A insônia de Ramon

Ramon acordou com o som dos seus pensamentos desabando em sua cabeça como uma avalanche numa montanha nevada da América do Norte, em meio a uma ventania assustadora que vinha da parte de trás do seu cérebro. Eram três e quinze da madrugada. “Estou melhorando”, disse Ramon para si, “pois ontem acordei mais cedo, a ventania na minha cabeça era como a da nevasca de 'Os oito odiados', do Tarantino (com direito a tiros de Winchester e flashes de sangue congelado na neve), e a avalanche descia gritando”. Ramon estava tentando se livrar do remédio para dormir, por isso tinha que lidar com noites assim, geladas, tempestuosas, barulhentas.

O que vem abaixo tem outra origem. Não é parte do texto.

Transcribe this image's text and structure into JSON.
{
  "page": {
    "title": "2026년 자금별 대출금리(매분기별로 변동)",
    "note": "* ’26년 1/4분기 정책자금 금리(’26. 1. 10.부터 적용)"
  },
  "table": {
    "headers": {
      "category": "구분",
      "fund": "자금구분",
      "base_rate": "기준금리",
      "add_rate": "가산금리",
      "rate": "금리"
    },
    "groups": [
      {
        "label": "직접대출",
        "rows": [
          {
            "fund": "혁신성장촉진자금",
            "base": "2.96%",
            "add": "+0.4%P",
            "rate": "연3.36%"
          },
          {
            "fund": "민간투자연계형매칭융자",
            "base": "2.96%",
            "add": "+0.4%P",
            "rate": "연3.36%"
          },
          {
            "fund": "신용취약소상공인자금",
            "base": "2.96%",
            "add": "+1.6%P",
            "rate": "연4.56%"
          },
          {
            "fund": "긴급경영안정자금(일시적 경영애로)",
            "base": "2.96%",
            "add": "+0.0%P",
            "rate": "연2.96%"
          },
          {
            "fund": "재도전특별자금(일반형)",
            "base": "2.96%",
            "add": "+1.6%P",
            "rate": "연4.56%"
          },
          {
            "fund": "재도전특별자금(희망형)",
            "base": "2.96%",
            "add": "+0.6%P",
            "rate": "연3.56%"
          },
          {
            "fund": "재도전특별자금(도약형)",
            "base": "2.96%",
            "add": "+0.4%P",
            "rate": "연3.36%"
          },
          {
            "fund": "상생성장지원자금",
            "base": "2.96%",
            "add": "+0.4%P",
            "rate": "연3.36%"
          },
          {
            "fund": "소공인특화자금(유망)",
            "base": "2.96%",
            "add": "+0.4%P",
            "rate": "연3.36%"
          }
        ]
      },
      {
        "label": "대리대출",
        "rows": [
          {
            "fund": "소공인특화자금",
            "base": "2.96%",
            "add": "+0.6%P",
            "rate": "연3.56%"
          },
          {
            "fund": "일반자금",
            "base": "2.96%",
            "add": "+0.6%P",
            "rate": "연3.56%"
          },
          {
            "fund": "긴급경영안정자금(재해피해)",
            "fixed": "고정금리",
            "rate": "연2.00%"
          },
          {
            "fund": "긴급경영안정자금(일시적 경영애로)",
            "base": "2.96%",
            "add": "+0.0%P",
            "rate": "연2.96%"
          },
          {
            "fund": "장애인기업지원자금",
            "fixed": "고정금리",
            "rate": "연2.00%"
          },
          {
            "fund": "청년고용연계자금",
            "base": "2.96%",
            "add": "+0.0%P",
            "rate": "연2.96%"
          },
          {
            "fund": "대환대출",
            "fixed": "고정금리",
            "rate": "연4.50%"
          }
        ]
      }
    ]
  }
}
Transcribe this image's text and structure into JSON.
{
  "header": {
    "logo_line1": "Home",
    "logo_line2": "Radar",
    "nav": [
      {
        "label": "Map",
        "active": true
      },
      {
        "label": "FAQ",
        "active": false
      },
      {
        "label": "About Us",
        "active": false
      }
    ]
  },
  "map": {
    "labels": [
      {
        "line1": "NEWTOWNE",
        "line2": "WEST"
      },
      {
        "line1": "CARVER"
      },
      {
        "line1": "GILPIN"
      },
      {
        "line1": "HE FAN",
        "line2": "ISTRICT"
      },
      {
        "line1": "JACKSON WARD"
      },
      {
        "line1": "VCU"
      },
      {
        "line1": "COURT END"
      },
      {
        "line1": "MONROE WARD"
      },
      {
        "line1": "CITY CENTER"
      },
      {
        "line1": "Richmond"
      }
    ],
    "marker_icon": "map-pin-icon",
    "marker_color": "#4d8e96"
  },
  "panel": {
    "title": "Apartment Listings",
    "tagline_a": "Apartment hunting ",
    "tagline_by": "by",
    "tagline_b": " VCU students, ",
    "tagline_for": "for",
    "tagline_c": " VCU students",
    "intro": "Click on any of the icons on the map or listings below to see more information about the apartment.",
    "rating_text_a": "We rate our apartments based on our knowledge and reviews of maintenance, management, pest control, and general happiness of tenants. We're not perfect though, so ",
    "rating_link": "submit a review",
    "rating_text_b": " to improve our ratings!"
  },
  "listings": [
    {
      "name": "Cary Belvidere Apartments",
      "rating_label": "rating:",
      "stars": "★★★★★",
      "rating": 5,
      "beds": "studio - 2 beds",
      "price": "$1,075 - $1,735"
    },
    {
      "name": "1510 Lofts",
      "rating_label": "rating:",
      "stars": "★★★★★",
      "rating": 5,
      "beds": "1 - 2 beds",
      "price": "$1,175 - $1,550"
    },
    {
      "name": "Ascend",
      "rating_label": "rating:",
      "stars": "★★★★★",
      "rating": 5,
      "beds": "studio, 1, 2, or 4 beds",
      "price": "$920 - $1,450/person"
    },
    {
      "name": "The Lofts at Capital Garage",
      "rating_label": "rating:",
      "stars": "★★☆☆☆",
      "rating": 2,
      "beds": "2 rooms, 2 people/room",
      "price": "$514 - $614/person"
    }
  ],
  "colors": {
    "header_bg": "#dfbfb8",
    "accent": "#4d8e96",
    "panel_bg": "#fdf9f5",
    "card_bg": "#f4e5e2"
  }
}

Vasculhou a cama à procura do controle remoto da televisão. Achou-o embaixo da coxa direita da sua mulher, que dormia como um anjo, talvez sonhando com jardins floridos ou com a vitória do Cruzeiro, seu time do coração.

Ramon ligou a televisão e colocou no canal dos pastores. A pregação era tentadora: “Você, que não aguenta mais...”. Ramon não aguentava mais. A maioria do povo não aguenta mais. “Se nada dá certo para você...”. No Brasil, quase todo mundo acha que está amarrado, que pode ter mais, que precisa de mais – coisas, dinheiro, saúde, amor, compreensão, viagens, etc. “Livre-se da inveja!”. Sempre há muita gente se sentindo invejada, vítima de olho gordo, de maldições. “SESSÃO DO DESMANCHE ESPIRITUAL! LIGUE AGORA!”. Ramon anotou o número. “Quem sabe?”, pensou. Em seguida assistiu aos depoimentos dos fiéis que, depois de participarem de várias sessões, prosperaram financeiramente, livraram-se de depressões terríveis, dores, tumores. Ouviu as explicações de uma ex-bruxa, que abandonara a magia negra e trabalhava agora para os pastores. “Quem sabe?!”, repetiu Ramon em voz alta, coçando a barba de seis dias, já cheia de fios brancos. Sua mulher virou-se na cama, resmungando: “Desliga isso e vai dormir, Ramon”. Mas Ramon não queria tomar o remédio... e aquelas cenas dos pastores desmanchando trabalhos de magia negra e fazendo as pessoas melhorarem de vida eram muito animadoras.

Mas logo Ramon caiu na real e balançou a cabeça, que continuava em tormento, com a avalanche caindo estrondosamente montanha abaixo, e a ventania, o frio... “Não”, disse Ramon, “isso é loucura”. Desligou a televisão, fechou os olhos e tentou se concentrar na imagem da antiga casa de seus avós, que nem existia mais, mas da qual ele se lembrava com detalhes: o alpendre onde a avó e os tios descascavam laranjas nas tardes de domingo, a sala com a foto da bisavó, tirada em 1925, o quarto dos fundos, onde muitas vezes ele dormira ouvindo passos de fantasmas no corredor, a mesa onde sua tia lia para ele contos de fadas e livros sobre cobras e anfíbios... Lentamente a avalanche foi desaparecendo, a nevasca se acalmando e a paz lhe cobriu a alma com seu manto perfumado... Nenhum tiro, nada de sangue... Silêncio.

Às quatro e vinte da madrugada, Ramon dormiu. Sem remédio.